— Мы не ставили такого вопроса… Может, и хорошо, что не ставили.
— Ваши связные возили газеты по всей Польше…
— Одна девушка поехала с листовками в Петркув, в гетто. В Совете были наши люди, там царил исключительный порядок: еду и работу делили справедливо, не было жульничества. Но мы были молоды и бескомпромиссны, считали, что служить в Совете нельзя, это, мол, коллаборационизм. Мы велели своим выйти из Совета; несколько человек приехали в Варшаву, их нужно было укрыть, потому что немцы их разыскивали. На мне была семья Келлерман. За два дня до окончания акции по ликвидации гетто, когда нас выводили с Умшлагплац за номерками, я увидел Келлермана. Он стоял за дверью больничного здания — когда-то это были застекленные двери, теперь стекла были выбиты, дырки заколочены досками, — так вот, в щель между досками я и увидел лицо Келлермана. Я успел подать знак, что вижу его и приду за ним, — и нас увели. Вернулся я через несколько часов, но за дверью никого не было.
Понимаешь, я видел стольких идущих на площадь, до и после, но лишь перед этими двумя я хотел бы оправдаться — ведь мне было поручено их охранять, я пообещал им, что вернусь, и они ждали меня до последней минуты — а я пришел слишком поздно.
— А что стало со связной, что ездила в Петркув?
— Ничего. Однажды на обратном пути ее схватили украинцы и хотели пристрелить, но наши люди успели сунуть им деньги; украинцы поставили ее у могилы, выстрелили холостыми патронами, она сделала вид, что падает; потом по-прежнему возила газеты в Петркув.
Газеты печатались на стеклографе. Мы держали его на улице Валовой, и однажды пришлось его переносить на другое место. Идем, а навстречу несколько еврейских полицейских. Стеклограф на спине, полицейские нас окружают, чтобы отвести на Умшлагплац. Во главе патруля оказался один адвокат, он вообще-то вел себя прилично, никого не бил, часто делал вид, что не замечает побега. Мы ускользнули от них, а я говорю ребятам: «Ну и свинья он все-таки!» Но они стали мне объяснять, мол, человек попросту сломался, полагая, что наступил всем конец. То же самое говорил мне и Маслянко, когда мы втроем ехали в ФРГ в качестве свидетелей. Я с ним ни разу после войны не общался. Маслянко возражал мне (мы в поезде немного выпили): «Ну что за смысл нынче вспоминать об этом?»

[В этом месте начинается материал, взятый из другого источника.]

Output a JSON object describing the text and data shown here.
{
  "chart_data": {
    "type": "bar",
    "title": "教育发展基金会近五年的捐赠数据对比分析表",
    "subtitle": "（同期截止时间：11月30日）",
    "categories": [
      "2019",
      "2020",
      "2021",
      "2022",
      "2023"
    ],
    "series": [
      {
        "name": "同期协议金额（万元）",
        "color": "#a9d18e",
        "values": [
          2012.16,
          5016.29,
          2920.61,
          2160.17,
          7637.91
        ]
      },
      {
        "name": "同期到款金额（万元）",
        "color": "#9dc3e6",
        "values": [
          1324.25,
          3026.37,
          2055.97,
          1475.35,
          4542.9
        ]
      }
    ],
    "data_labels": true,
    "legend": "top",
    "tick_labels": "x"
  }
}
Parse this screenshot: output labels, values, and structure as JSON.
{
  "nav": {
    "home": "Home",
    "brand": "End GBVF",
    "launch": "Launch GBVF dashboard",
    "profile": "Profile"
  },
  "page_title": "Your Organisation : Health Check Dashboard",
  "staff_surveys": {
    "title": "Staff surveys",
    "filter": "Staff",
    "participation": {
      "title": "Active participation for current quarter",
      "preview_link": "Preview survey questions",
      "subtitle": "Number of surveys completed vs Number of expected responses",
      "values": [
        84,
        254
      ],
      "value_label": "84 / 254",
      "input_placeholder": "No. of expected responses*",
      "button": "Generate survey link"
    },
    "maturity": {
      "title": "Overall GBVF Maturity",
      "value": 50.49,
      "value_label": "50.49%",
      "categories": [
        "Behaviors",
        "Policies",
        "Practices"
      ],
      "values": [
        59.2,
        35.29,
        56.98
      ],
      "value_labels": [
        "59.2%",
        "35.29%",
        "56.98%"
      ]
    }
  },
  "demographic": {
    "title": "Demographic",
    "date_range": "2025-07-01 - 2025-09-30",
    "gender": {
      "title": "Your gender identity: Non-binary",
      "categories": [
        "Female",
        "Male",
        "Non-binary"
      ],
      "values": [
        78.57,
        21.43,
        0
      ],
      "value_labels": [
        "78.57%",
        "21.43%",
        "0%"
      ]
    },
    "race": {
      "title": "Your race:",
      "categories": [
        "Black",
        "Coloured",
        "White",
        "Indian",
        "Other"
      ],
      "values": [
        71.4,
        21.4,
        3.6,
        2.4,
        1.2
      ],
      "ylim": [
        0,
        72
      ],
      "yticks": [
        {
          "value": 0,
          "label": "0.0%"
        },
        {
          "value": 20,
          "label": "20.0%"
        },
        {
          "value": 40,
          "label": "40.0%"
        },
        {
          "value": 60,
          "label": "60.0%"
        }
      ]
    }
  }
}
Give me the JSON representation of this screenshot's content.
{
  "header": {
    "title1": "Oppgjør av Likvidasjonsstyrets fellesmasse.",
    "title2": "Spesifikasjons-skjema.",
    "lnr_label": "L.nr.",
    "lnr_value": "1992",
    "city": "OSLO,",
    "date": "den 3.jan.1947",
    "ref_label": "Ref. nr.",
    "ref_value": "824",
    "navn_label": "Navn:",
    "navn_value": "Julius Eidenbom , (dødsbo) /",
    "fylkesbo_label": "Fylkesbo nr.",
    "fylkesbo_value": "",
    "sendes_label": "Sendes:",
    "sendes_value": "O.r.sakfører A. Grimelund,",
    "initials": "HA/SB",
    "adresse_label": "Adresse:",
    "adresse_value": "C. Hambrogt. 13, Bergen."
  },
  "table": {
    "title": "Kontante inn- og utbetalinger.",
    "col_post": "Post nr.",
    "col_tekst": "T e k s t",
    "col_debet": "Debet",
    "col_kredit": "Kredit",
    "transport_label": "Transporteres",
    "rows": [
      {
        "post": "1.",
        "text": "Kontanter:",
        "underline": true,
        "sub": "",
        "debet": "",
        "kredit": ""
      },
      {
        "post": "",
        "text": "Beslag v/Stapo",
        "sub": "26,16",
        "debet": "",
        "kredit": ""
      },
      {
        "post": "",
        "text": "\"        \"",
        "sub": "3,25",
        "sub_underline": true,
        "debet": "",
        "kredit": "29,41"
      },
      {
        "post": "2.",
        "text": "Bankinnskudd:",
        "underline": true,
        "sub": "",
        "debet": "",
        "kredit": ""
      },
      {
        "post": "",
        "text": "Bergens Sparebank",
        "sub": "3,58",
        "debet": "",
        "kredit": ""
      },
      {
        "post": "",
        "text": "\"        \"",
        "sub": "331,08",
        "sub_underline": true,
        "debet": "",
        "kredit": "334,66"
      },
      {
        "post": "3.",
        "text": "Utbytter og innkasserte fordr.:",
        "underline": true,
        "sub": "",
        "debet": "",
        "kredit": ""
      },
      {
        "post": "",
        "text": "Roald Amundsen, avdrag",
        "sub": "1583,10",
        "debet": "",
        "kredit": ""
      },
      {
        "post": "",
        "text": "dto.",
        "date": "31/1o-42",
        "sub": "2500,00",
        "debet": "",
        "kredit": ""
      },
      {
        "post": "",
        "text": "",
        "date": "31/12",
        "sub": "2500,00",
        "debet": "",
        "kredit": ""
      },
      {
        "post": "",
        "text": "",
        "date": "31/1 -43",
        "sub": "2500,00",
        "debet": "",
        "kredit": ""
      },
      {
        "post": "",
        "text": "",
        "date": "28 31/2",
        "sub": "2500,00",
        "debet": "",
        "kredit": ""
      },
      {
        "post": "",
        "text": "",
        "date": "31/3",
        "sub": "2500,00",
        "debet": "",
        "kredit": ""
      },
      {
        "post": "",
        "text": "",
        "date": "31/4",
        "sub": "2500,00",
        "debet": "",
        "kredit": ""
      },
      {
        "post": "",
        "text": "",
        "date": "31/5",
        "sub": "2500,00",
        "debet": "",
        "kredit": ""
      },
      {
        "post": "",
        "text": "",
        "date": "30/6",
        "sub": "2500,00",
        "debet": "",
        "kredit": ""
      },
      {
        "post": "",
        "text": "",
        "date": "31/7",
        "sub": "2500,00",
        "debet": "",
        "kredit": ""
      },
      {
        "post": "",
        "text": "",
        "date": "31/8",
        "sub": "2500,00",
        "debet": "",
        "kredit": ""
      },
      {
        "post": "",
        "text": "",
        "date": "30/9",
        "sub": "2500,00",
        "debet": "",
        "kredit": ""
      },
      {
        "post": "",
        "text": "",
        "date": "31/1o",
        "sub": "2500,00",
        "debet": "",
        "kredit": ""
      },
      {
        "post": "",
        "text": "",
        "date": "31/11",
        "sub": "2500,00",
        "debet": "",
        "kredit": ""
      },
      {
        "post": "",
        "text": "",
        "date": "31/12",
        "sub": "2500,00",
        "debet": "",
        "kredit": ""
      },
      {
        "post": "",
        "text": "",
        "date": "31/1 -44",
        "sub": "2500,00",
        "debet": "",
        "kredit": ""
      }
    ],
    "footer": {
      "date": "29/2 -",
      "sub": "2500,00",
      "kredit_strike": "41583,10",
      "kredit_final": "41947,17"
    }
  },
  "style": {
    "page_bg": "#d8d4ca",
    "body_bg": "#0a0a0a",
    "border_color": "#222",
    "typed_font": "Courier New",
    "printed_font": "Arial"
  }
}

Вот именно. Какой смысл — помнить?
— Через несколько дней после убийства охранника и резни шли мы в апреле по улице, Антек, Анелевич и я. Вдруг на Мурановской площади увидели толпу. Было тепло, светило яркое солнце, и люди вышли из домов. «Господи, — воскликнул я, — ну зачем они вышли? Зачем они тут ходят?» Антек сказал тогда про меня: «Как он их всех ненавидит. Хочет, чтобы они сидели в темноте…» А я просто привык к тому, что выходить люди имеют право только ночью. Днем их могут увидеть, и они погибнут.
Помню, именно Антек был первым, который сказал в штабе, что немцы подожгут гетто. Это было тогда, когда мы решали, как погибнуть — броситься ли на стену, или дать перестрелять себя на Цитадели, или поджечь гетто и сгореть. «А если они сами нас подожгут?» Мы возразили ему: «Не говори глупостей, весь город не сожгут». А на второй день восстания они и в самом деле подожгли. Мы находились в укрытии, и кто-то вбежал, отчаянно крича, что все горит. Началась паника: «Все кончено, мы погибли!» — тогда мне и пришлось дать по морде тому парню, чтобы успокоился.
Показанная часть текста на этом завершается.